If you’re struggling with your goals, the issue may not be how you work but rather the timing. I highly recommend taking a look at your life and the patterns you see happening every year, every month even, and setting a goal that works for you and your life… not just because the calendar said so. Your week can just as easily start on a Wednesday or be 10 days long. Your months can be a firm four weeks long regardless of the number of days the calendar says and a year can start and end whenever you need it to. When you start to realize the calendar is only an arbitrary way us humans track time, you can free yourself from it and start to build better goals and deadlines that suit your needs.

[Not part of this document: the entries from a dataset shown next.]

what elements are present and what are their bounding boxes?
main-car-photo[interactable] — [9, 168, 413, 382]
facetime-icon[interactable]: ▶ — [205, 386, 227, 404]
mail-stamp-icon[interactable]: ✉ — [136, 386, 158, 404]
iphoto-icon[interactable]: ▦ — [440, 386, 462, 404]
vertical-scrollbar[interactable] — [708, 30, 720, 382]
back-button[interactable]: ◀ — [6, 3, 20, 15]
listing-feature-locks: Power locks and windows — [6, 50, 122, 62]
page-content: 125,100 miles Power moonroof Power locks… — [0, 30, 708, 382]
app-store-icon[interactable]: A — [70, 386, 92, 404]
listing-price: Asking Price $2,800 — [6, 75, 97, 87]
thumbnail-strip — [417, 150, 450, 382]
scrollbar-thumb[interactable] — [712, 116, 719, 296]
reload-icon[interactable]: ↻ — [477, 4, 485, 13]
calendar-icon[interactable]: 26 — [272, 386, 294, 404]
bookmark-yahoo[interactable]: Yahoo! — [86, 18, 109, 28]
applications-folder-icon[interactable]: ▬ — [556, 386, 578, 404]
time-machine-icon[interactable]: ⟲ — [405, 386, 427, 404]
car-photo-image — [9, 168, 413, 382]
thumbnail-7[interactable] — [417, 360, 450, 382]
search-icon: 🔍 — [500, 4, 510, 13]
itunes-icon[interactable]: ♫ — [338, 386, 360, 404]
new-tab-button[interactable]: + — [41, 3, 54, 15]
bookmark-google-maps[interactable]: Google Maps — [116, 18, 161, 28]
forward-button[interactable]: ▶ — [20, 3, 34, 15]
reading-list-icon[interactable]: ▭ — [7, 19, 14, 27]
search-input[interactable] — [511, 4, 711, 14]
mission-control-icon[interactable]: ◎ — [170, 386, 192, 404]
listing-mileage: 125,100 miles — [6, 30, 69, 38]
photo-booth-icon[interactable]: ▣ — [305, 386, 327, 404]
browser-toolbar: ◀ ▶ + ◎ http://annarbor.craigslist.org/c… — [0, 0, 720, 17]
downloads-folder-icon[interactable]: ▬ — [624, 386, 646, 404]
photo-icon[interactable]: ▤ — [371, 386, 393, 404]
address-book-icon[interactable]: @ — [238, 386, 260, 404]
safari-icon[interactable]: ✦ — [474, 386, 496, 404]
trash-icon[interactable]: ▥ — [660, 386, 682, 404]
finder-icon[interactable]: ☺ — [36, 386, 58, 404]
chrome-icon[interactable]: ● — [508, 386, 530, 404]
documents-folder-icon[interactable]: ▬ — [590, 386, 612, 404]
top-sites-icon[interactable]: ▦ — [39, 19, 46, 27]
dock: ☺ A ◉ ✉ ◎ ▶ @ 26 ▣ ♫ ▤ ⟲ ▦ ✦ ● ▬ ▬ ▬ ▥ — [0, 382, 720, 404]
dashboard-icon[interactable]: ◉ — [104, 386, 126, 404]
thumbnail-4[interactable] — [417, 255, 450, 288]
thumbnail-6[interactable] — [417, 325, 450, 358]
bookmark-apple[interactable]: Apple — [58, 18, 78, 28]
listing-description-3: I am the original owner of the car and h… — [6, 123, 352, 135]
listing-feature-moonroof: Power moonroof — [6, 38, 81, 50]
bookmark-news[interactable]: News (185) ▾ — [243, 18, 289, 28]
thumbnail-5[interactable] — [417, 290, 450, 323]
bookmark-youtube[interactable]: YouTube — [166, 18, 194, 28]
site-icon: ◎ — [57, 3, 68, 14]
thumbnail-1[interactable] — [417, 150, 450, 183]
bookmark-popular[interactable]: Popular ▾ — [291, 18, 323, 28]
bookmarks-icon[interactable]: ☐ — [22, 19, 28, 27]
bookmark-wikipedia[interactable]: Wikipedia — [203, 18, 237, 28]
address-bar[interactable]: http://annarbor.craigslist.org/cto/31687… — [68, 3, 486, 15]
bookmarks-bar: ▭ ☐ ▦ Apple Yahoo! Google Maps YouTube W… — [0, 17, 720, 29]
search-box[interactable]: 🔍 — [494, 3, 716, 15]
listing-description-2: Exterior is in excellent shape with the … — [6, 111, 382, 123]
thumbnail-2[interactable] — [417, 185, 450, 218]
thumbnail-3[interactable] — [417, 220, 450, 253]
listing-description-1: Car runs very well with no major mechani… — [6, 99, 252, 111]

“When I was alive, I believed–as you do–that time was at least as real and solid as myself, and probably more so. I said ‘one o’clock’ as though I could see it, and ‘Monday’ as though I could find it on the map; and I let myself be hurried along from minute to minute, day to day, year to year, as though I were actually moving from one place to another. Like everyone else, I lived in a house bricked up with seconds and minutes, weekends and New Year’s Days, and I never went outside until I died, because there was no other door. Now I know that I could have walked through the walls.”